The strike had worsened the fuel shortage across the country with long queues of cars in the roads waiting for petrol at filling stations, causing gridlocks for over a week.
“The strike was called off around 5:00am (0400 GMT) yesterday morning at the end of an all-night meeting with union officials,” General Manager, Group Public Affairs, NNPC, Ohi Alegbe, said.
“The minister clarified the government’s position on the on-going reorganisation in NNPC. At the end of the day, the unions were satisfied,” he said.
Alegbe said normal operations had resumed “fully at the various petrol depots and the current long queues will soon disappear.”
But a senior NUPENG official, Tokunbo Korodo, said yesterday, that the petrol shortages would continue as the shortage of foreign exchange in Nigeria was exacerbating the problem.

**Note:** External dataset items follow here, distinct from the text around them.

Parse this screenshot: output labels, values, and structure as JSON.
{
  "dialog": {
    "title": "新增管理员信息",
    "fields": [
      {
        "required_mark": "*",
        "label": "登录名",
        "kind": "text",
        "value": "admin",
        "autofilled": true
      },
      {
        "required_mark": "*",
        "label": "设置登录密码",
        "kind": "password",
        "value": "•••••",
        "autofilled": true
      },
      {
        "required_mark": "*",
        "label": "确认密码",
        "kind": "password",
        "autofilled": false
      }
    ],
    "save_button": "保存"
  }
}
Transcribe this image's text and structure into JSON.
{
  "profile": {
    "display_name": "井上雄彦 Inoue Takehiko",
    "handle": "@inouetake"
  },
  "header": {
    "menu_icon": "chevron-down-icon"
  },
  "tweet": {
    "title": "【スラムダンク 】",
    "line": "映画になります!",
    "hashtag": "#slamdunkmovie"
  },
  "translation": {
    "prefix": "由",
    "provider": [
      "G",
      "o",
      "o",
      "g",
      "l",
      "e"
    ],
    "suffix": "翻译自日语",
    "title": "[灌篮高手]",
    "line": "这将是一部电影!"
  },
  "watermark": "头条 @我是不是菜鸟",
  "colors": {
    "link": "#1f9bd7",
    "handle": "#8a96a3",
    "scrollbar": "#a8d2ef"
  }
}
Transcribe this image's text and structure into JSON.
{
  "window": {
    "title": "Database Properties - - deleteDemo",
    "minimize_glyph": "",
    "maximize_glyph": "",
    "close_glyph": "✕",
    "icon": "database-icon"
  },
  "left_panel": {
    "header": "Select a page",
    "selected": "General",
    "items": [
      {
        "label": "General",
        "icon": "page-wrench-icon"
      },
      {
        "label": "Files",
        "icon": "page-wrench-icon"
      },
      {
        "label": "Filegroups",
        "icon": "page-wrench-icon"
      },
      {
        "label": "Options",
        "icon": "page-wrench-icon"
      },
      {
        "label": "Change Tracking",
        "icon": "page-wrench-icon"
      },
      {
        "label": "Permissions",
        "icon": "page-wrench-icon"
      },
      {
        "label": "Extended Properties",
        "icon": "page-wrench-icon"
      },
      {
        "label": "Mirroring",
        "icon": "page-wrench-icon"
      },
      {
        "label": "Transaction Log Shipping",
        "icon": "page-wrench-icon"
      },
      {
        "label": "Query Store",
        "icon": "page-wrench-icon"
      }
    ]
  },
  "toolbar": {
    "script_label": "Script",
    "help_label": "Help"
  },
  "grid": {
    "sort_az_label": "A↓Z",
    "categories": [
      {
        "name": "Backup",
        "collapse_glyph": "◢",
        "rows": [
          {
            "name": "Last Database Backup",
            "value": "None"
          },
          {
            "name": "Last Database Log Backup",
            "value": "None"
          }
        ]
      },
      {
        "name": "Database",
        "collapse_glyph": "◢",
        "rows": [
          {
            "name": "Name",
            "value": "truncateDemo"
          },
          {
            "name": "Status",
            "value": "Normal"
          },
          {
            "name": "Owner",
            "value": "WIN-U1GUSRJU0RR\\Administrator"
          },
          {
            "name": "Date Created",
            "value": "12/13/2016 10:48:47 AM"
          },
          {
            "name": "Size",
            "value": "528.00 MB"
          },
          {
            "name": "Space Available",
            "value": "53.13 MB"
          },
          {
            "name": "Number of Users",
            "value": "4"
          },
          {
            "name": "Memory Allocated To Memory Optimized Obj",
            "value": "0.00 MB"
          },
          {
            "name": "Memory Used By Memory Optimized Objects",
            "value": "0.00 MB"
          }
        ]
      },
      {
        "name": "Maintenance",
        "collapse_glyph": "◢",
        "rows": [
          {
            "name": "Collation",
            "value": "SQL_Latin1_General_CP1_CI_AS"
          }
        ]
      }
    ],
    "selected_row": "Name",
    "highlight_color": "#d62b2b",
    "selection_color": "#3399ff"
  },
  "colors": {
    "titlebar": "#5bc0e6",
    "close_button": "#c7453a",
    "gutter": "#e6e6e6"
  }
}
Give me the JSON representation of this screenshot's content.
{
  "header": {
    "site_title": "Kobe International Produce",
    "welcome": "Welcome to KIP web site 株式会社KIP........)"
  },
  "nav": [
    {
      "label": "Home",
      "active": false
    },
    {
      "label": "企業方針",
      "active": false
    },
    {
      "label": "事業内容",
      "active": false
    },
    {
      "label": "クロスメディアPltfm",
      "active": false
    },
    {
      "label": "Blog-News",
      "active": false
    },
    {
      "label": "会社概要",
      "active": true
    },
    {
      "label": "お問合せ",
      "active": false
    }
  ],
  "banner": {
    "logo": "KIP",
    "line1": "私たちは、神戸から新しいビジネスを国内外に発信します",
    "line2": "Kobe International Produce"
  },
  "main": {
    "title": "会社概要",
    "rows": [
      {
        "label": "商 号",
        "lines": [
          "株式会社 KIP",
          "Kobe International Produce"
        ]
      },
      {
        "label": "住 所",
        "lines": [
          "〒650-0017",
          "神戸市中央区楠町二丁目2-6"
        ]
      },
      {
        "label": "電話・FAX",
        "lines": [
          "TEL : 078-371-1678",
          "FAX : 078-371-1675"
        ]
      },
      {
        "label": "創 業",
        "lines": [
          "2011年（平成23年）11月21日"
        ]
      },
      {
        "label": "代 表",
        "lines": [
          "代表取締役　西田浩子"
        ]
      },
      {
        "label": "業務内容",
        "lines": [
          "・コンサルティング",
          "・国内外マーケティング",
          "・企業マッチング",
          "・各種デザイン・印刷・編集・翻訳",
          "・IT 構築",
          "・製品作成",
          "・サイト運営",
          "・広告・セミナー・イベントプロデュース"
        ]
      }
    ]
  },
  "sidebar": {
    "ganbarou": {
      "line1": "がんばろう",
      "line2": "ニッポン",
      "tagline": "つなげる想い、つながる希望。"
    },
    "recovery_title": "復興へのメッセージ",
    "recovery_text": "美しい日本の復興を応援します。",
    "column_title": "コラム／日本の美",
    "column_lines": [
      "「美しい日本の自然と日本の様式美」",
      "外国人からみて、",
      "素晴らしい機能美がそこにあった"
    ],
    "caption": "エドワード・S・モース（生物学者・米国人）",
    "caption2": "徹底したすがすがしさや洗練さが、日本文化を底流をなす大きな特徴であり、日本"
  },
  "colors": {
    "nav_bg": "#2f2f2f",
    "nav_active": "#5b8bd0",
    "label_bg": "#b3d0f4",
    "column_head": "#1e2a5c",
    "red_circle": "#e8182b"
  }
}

“There had been fuel scarcity before the strike … It is important for the government to address the exchange rate problem,” Korodo said.
It would be recalled that Nigeria’s Naira has been trading at more than N300 to the dollar in the black market, far above the official rate of N197-N199.
Despite being Africa’s biggest crude producer, Nigeria has to import petroleum products because of lack of capacity at its four functioning domestic refineries.
The government keeps prices at the pump low and pays the difference to fuel importers, who frequently hold the country at ransom by refusing to distribute fuel over tardy subsidy payments.
The oil sector accounts for 70 per cent of government revenue but has been hit by the global fall in crude prices since mid-2014, weakening the Naira and forcing up the cost of living.